Die vierte Gewalt und ihre Gegner – wie Unternehmen die Arbeit von Investigativ-Journalisten torpedieren

Düsseldorf. Dienstag, der 19. Oktober 2010, ein nüchterner Besprechungsraum im fünften Stock des „Handelsblatts“ in Düsseldorf. Fast die komplette Führungsmannschaft von Teldafax ist angereist. Aus dem Urlaub wird per Telefon Unternehmenschef Klaus Bath zugeschaltet. Bei ihm, in Kalifornien, zeigt der Wecker sechs Uhr früh, aber Bath kann nicht anders. Das Schicksal von Teldafax steht auf dem Spiel, und sein persönliches gleich dazu.

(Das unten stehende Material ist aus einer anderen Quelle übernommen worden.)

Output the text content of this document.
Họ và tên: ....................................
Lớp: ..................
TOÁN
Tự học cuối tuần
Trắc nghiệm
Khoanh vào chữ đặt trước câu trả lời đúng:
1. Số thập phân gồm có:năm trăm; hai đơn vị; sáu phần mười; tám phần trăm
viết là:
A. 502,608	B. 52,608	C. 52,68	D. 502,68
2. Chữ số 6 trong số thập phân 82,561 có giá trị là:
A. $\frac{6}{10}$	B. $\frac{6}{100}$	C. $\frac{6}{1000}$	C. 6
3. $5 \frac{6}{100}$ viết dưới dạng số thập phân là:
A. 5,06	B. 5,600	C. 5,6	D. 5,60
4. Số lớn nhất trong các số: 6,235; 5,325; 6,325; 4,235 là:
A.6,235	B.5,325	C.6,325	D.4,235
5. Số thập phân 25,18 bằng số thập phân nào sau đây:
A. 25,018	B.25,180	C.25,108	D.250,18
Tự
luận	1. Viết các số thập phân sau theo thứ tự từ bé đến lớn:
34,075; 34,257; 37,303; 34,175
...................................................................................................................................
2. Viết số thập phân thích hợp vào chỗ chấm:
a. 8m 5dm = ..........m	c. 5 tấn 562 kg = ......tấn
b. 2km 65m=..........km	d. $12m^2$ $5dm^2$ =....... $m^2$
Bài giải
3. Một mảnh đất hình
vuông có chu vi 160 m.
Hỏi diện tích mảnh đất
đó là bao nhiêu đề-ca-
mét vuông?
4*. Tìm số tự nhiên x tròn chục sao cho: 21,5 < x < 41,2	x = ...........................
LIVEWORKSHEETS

Das „Handelsblatt“ hat angekündigt, einen Enthüllungsartikel zu veröffentlichen. Sein Erscheinen könnte für den Billigstromanbieter die Insolvenz bedeuten – und für Bath Gefängnis. Das Teldafax-Management hat um eine letzte Chance gebeten, sich zu rechtfertigen. Es ist 15 Uhr. Noch drei Stunden bis zum Andruck.

Die Arbeit als Investigativ-Journalist kann ungeheuer spannend sein. Seit mehr als zehn Jahren schreibe ich nun über Wirtschaftsthemen. Meist sind es Geschichten, die kein Unternehmen gern über sich liest. Missmanagement, Täuschung, Betrug, absurde Kapriolen. Die deutsche Wirtschaft ist viel bunter, als ihre Kapitäne zugeben mögen.

Ein Finanzinvestor pumpte 30 Millionen Euro in den Modellbahnbauer Märklin und verklagte nach dessen Pleite seine eigenen Unternehmensberater. Ergo warb mit dem Vorhaben, Deutschlands beste Versicherung zu werden. Dann musste die Führung erklären, warum sie ihre freien Handelsvertreter ausgerechnet mit einer Sexreise nach Budapest belohnte. Und der HSV-Sponsor Imtech entließ zu Jahresbeginn etliche Manager, weil sich der größte Auftrag der Konzerngeschichte als Fata Morgana entpuppte. Solche Ungereimtheiten aufzudecken macht viel Spaß. Allzu oft aber auch viel Ärger. Denn wenn die vierte Gewalt eingreift, wenn ein Reporter sich anschickt, das öffentlich zu machen, was geheim bleiben soll, verfallen die meisten Manager in dasselbe Muster: abstreiten, ablenken, lügen. Und wenn das nicht hilft: prozessieren.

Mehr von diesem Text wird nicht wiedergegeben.